Hoe verklaart u het feit dat schizofrenie zoveel vaker voorkomt bij Nederlanders van Marokkaanse afkomst?
‘Daarvoor
is niet één enkele oorzaak aan te wijzen. Wel is duidelijk dat migratie
een grote rol speelt. En daarbinnen is identiteit dan weer een
bepalende factor. Immigranten die willen integreren, komen soms in
aanvaring met hun directe omgeving; die vindt dat ze zich van hun eigen
cultuur vervreemden. Anderzijds krijgen ze uit de samenleving waar ze
zo graag bij willen horen signalen van afwijzing. Dat levert stress op,
en stress kan schizofrenie die in aanleg aanwezig is naar de
oppervlakte brengen. Vooral Marokkanen zijn hier gevoelig voor omdat
zij geen sterke collectieve identiteit hebben. Onderzoek heeft
uitgewezen dat een sterke nationale identiteit, zoals met name Turken
die hebben, minder spanning geeft.’
Waarom is schizofrenie zo’n taboe onder Marokkanen?
‘Marokkanen
hebben weinig inzicht in psychische klachten, eigenlijk kennen ze
alleen lichamelijke ziektes en “gekte”. De groepscultuur bepaalt dat
als iemand in je familie “gek” is, er een smet komt op je hele familie.
Om zichzelf en de patiënt te beschermen, wordt de ziekte verborgen
gehouden.

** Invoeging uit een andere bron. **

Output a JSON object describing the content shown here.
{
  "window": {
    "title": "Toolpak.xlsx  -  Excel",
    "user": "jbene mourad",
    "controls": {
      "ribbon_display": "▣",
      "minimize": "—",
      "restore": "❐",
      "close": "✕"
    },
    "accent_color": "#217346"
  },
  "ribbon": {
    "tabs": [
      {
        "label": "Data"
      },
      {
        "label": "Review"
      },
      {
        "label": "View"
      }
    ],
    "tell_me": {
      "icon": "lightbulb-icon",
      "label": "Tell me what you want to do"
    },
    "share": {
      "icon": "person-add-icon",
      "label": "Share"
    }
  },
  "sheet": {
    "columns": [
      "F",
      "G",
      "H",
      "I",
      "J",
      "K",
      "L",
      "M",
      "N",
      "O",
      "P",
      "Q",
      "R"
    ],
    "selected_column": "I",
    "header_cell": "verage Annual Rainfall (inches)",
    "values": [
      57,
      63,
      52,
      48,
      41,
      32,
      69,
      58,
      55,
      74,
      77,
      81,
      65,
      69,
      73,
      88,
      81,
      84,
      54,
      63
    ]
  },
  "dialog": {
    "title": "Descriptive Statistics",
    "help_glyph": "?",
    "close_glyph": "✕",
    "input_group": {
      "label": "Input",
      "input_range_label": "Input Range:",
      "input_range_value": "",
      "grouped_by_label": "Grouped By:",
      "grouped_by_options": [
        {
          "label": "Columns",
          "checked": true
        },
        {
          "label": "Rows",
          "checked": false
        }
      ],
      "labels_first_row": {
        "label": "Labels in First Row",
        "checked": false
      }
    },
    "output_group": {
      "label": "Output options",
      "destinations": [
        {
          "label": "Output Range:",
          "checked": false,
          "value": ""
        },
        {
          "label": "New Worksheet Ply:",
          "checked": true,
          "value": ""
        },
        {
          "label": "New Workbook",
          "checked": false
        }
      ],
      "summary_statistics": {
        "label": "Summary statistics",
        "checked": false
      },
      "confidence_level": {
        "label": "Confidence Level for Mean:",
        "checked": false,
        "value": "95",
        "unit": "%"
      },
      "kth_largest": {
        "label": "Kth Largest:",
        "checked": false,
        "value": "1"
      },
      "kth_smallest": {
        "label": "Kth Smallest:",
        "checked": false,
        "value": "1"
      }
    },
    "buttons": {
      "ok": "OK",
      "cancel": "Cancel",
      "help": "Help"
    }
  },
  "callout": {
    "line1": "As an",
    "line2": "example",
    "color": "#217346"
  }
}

Het gevolg is dat deze families in een isolement
terechtkomen.’
Wat vindt u dat er moet gebeuren?
‘Er
moet meer voorlichting komen over schizofrenie, onder Marokkanen zelf
en onder hulpverleners en politie. Als de ziekte bij Marokkanen eerder
herkend wordt, zul je dat terugzien in de criminaliteitscijfers. Ook
moet de politie meer en structureler getraind worden in interculturele
vaardigheden. Om een voorbeeld te noemen: Marokkaanse patiënten met een
psychotische stoornis worden eerder door de politie opgepakt en
ingesloten, omdat ze anders communiceren dan autochtonen. Ze kunnen
agressief overkomen, zonder dat te zijn.’
De naam van de familie Boussoufa is om privacyredenen gefingeerd.